Tampoco la policía sale bien parada del todo en esta novela y es
que, como en todos los colectivos, hay buenos y malos profesionales. Nacho Abad
así lo refleja y junto a los que son rigurosos en su trabajo, se nos presenta
también a los chapuceros y tramposos, capaces de manipular indicios para
convertirlos en pruebas y cerrar un caso. Lo mismo sucede con los profesionales
de la justicia y de este modo encontramos desde jueces deseosos de convertirse
en estrellas mediáticas de la televisión, hasta abogados defensores que
persiguen ese mismo fin en contraposición a aquellos que asumen con
profesionalidad su cometido. Quizá la reflexión más importante sea que no todo
vale para obtener una exclusiva, ni todo vale para obtener pruebas que
incriminen a un sospechoso, ni todo vale para conseguir la sentencia que se
desea.
Durante la lectura de “La verdad está equivocada” es fácil que el
lector encuentre similitudes con casos de la crónica negra de nuestro país en
los que efectivamente se ha hecho un juicio paralelo de los sospechosos e
incluso subyace la idea de cómo podría cambiar una sentencia si en lugar de ser
juzgado por un jurado popular lo hiciera un tribunal profesional. No cabe duda
que el autor tiene un profundo conocimiento del mundo periodístico y del
sistema policial y judicial y esto es algo que se transmite al lector y que
logra una mayor implicación en lo que se lee.

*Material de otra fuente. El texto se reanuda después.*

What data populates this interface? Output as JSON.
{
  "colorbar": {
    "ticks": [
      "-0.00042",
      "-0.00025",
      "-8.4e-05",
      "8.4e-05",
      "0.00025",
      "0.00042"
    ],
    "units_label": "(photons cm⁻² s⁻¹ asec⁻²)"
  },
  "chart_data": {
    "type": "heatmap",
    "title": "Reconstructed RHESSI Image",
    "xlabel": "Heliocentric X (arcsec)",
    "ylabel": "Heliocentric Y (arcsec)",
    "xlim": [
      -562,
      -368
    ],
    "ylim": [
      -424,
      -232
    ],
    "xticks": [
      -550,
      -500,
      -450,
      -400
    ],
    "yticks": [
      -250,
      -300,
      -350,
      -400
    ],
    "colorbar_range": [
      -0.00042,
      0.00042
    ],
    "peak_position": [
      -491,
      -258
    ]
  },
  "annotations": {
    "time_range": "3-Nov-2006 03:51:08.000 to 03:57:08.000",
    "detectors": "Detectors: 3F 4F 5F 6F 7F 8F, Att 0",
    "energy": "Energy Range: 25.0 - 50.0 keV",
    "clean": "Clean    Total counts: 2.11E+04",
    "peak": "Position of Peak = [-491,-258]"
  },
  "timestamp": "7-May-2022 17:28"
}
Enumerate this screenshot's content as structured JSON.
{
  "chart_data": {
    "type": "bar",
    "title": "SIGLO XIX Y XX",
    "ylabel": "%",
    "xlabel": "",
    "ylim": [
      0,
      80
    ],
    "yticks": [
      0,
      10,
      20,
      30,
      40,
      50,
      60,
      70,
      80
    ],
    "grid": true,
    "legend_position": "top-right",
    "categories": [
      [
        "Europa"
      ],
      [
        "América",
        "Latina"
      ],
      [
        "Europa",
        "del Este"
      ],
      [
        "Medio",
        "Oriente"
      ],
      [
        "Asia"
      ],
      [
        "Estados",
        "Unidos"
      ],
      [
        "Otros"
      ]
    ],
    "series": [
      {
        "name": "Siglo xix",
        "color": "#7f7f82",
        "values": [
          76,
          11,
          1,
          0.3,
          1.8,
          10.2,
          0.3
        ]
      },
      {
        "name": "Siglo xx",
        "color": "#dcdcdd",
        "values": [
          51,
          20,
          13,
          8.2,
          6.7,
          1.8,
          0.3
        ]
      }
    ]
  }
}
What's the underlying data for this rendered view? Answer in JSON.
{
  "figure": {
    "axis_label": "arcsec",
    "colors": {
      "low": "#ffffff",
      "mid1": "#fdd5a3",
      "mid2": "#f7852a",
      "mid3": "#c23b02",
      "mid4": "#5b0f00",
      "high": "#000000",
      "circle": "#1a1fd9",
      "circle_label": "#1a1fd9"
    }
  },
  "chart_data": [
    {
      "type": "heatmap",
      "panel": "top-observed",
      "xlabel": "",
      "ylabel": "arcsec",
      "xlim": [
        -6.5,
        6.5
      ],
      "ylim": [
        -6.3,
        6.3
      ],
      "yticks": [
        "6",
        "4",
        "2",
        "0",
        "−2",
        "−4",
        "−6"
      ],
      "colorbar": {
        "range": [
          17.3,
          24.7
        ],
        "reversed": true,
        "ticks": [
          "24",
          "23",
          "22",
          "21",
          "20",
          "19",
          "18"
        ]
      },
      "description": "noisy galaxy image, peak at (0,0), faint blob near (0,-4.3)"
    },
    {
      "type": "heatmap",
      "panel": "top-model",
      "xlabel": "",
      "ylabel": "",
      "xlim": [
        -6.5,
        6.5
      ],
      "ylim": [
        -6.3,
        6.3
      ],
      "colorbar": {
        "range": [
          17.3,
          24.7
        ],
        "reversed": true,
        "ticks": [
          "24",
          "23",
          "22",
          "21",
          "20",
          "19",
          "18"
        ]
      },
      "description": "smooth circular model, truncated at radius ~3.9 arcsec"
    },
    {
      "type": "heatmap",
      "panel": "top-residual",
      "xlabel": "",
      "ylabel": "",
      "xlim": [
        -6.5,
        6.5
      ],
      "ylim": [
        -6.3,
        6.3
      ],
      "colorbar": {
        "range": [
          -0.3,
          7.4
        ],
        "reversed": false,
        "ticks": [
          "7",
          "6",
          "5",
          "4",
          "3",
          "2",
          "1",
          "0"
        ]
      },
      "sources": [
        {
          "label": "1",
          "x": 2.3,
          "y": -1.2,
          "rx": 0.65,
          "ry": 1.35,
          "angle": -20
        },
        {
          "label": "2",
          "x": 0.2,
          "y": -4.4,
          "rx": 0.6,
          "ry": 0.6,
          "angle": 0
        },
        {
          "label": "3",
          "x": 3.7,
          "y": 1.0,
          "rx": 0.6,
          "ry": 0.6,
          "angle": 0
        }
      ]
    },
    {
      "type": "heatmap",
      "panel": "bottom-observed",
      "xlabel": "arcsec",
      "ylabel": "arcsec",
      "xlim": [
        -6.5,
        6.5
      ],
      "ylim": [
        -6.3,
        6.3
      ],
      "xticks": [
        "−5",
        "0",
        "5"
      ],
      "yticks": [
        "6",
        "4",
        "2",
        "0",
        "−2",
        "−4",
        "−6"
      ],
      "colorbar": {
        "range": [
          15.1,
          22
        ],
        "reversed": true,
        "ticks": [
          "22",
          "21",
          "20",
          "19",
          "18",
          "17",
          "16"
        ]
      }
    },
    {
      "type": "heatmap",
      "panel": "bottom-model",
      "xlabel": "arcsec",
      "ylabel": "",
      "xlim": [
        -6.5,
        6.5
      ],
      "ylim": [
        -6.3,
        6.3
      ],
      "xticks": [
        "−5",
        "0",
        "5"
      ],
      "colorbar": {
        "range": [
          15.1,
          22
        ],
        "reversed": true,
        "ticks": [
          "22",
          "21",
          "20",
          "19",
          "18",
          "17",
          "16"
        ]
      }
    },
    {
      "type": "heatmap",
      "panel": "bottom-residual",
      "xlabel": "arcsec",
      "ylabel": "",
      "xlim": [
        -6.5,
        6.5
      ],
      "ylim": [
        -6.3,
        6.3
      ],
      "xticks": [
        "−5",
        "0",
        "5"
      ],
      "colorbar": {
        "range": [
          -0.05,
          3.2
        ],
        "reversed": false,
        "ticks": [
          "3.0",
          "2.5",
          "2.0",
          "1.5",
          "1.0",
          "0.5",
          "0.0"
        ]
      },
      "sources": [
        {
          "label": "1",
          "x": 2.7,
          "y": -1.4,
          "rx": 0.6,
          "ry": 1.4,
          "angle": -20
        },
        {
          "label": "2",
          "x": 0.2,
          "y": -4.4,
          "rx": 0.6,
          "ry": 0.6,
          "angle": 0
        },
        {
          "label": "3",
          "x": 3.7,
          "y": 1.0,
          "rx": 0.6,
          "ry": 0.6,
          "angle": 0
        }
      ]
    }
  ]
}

La verdad no siempre es absoluta y, a veces, puede estar
equivocada. Así, aunque el caso de Guadalupe está cerrado, son varias las
cuestiones que quedan abiertas en “La verdad está equivocada” y es que cuando
llegamos a la última página descubrimos que cerrar un caso no significa que se
haya escrito su final por lo que habrá que esperar a “Probatio diabolica”, novela
en la que actualmente trabaja Nacho Abad, para atar los cabos sueltos que
quedan en la novela. A pesar de parecer que se trata de un final abierto os
aseguro que el desenlace no defrauda y, aunque al menos en mi caso, tampoco
sorprende la impresión final es tan satisfactoria que lo único que puedo hacer
es desear que el autor no nos haga esperar demasiado para encontrarnos de nuevo
con sus letras.
Como podéis ver no dudo en recomendaros esta novela negra,
policíaca, coral y judicial, que aúna lo mejor de cada género en una trama muy
bien construida y perfectamente armada, con unos personajes coherentes y un
ritmo ágil que atrapa al lector desde la primera página. Una novela que no solo
entretiene, sino que invita a la reflexión sobre los medios de comunicación y
nuestro sistema policial y judicial.